Hydro Ottawa replaced two pieces of equipment just before the new year and is set to review the entire distribution system in Kanata.
After a number of outages in the area over the past several months, Hydro Ottawa stepped up its time frame to inspect and replace or repair old equipment.
“We’re aware that outages have occurred because some older equipment was scheduled to be replaced (later this) year,” said Claudia Lemieux, spokesperson for Hydro Ottawa.
“We feel that we need to expedite that … We feel that due to the outages we’ve experienced in the last little while we need to take a look at it.”
Two pieces of equipment were replaced by Dec. 24 after two outages in the Bridlewood area, one on Dec. 12 and one on Dec. 13, said Kanata South Coun. Allan Hubley.
“The two pieces of equipment accounted for over 5,000 homes so that’s why it had such a major impact,” said Hubley.
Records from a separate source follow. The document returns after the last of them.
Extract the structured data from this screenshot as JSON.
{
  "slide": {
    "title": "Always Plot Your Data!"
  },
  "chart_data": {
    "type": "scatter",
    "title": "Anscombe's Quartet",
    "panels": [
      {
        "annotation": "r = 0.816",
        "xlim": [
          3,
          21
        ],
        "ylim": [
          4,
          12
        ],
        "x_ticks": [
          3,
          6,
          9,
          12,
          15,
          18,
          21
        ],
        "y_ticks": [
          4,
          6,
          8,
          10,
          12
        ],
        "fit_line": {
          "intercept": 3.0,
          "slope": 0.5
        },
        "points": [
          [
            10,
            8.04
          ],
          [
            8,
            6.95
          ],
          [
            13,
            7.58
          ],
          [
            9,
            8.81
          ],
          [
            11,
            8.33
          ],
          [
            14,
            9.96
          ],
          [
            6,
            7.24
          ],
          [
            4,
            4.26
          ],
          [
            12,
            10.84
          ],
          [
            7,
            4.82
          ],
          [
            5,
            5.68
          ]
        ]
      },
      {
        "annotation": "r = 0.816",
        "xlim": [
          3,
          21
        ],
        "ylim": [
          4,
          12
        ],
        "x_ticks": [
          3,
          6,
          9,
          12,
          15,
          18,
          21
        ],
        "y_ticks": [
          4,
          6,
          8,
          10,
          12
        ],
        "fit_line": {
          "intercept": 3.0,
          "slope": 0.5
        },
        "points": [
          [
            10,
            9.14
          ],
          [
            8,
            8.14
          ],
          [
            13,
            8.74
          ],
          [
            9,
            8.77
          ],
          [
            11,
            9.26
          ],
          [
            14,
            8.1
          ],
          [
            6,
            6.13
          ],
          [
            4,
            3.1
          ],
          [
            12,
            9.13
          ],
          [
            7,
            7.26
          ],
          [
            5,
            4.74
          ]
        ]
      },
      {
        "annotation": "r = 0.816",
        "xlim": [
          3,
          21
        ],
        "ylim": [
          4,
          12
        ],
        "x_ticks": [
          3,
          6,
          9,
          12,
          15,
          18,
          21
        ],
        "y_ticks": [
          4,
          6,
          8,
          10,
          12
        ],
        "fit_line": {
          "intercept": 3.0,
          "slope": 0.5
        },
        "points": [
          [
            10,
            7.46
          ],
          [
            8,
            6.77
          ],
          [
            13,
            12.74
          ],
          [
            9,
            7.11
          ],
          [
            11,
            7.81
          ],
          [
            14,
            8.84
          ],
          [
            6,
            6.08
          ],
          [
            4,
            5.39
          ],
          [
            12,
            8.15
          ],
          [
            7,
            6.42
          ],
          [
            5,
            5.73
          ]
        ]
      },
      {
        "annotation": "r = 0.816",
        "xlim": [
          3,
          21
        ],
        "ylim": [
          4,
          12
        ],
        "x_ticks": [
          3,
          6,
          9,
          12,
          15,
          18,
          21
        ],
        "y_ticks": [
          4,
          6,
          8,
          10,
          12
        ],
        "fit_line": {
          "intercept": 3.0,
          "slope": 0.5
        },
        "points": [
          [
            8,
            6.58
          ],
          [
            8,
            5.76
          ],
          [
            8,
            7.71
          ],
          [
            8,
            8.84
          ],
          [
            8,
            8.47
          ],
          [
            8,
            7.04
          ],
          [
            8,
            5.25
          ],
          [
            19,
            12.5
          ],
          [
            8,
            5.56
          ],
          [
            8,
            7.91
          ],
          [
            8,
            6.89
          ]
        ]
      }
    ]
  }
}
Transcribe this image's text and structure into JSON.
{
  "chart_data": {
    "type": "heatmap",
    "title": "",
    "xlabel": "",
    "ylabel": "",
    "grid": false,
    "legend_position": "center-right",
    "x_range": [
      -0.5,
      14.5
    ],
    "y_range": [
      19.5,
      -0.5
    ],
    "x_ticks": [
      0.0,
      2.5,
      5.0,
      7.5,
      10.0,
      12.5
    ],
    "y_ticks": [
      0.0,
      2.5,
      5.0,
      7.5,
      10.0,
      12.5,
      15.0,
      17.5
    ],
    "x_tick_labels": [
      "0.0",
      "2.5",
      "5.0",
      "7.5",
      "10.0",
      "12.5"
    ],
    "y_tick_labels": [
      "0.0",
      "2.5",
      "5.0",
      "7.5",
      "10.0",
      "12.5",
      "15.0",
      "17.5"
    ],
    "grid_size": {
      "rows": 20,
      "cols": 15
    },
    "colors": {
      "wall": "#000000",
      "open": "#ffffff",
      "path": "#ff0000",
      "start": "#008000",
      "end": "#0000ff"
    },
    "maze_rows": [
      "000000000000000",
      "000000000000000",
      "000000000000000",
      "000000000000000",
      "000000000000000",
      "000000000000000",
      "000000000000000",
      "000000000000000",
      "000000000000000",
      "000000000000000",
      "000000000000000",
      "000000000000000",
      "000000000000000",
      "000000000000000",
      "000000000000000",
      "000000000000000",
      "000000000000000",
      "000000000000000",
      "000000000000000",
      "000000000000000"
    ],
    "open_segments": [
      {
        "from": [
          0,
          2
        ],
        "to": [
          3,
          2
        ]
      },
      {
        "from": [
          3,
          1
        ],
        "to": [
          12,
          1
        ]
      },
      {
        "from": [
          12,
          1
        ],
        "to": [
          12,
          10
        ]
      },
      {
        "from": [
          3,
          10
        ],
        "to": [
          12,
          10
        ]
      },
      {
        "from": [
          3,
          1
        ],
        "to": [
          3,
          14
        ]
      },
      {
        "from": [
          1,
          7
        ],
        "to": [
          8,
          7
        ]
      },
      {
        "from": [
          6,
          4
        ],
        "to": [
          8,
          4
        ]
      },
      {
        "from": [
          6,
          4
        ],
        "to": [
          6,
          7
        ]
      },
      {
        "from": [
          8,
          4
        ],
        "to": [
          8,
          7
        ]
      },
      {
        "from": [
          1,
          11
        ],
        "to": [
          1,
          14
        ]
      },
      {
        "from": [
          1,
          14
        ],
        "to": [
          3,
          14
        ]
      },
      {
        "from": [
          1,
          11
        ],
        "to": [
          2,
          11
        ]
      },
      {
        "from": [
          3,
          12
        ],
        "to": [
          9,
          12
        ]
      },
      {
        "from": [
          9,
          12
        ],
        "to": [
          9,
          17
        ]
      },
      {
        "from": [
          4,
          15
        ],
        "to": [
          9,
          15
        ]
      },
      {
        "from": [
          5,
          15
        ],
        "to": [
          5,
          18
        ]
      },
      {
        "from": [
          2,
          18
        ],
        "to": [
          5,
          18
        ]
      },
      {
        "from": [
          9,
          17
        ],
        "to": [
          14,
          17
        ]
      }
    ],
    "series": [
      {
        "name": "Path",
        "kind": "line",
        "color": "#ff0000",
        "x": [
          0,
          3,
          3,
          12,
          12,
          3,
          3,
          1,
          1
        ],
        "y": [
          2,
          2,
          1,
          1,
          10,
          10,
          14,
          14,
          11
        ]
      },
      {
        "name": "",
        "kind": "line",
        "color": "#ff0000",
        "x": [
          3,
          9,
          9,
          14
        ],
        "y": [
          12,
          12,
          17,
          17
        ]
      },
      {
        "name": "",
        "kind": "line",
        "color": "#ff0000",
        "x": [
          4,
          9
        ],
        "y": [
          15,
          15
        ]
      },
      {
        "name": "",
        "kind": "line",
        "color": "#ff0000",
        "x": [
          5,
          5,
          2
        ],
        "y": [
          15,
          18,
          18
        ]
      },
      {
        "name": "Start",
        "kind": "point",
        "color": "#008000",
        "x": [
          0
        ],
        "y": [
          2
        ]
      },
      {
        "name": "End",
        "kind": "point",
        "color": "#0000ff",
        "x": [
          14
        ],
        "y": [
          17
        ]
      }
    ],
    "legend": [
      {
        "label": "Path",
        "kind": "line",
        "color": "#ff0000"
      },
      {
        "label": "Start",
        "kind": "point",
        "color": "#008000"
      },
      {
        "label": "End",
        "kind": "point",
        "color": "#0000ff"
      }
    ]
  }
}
Some homes were without power for up to four hours during one of the outages.
He said after discussing the recent power failures with Hydro Ottawa, the organization launched a five-part plan to address the reliability issue.
“What they’re going to do for us … is go over the entire Kanata south network,” said Hubley. “(To) make sure there are no other pieces that are close to failing.”
The five-part plan includes:
- Replacing the two pieces of equipment that triggered the most recent outages by Dec. 24.
- Reviewing the entire distribution system in Kanata, including: system configuration and automation to aid in quicker restoration; system co-ordination to reduce the number of customers affected by outages; and the creation of new circuit ties to allow for alternate supply points in Kanata.
- Fast tracking inspection efforts in Kanata so that aging equipment such as cables, distribution transformers and switch gear, that is problematic or in need of replacement is addressed and fixed.
- Assigning additional crew members to the area to boost the number of staff focused on infrastructure and reliability issues and provide faster response times during a power failure.
- Using condition monitoring systems at the Kanata, Marchwood and Bridlewood transformer stations in the new year.
“We want to try to keep the outages as low as possible,” said Hubley. “We all know how expensive groceries are today; nobody wants to lose their groceries.”
TERRY FOX STATION
Lemieux said the new $20-million Terry Fox station, which is currently under construction, will go a long way towards reducing the loss of power and the duration of outages when it goes online by the end of 2013.
“That’s going to help because the growth in Kanata has been huge,” she said. “The bottom line is we want all our customers to be satisfied, so we’re going to do whatever we can to improve the situation there.”
Hubley said the Terry Fox station will act as a backup during outages as well as provide additional capacity for the west end as new homes continue to be built.
“(Hydro’s) expectation is to have the new substation online by the end of 2013 – one, to provide the extra capacity in case the Bridlewood substation goes down, but also (to) have infrastructure in place before people move in to new homes,” said the councillor. “By the end of this year we will be OK.”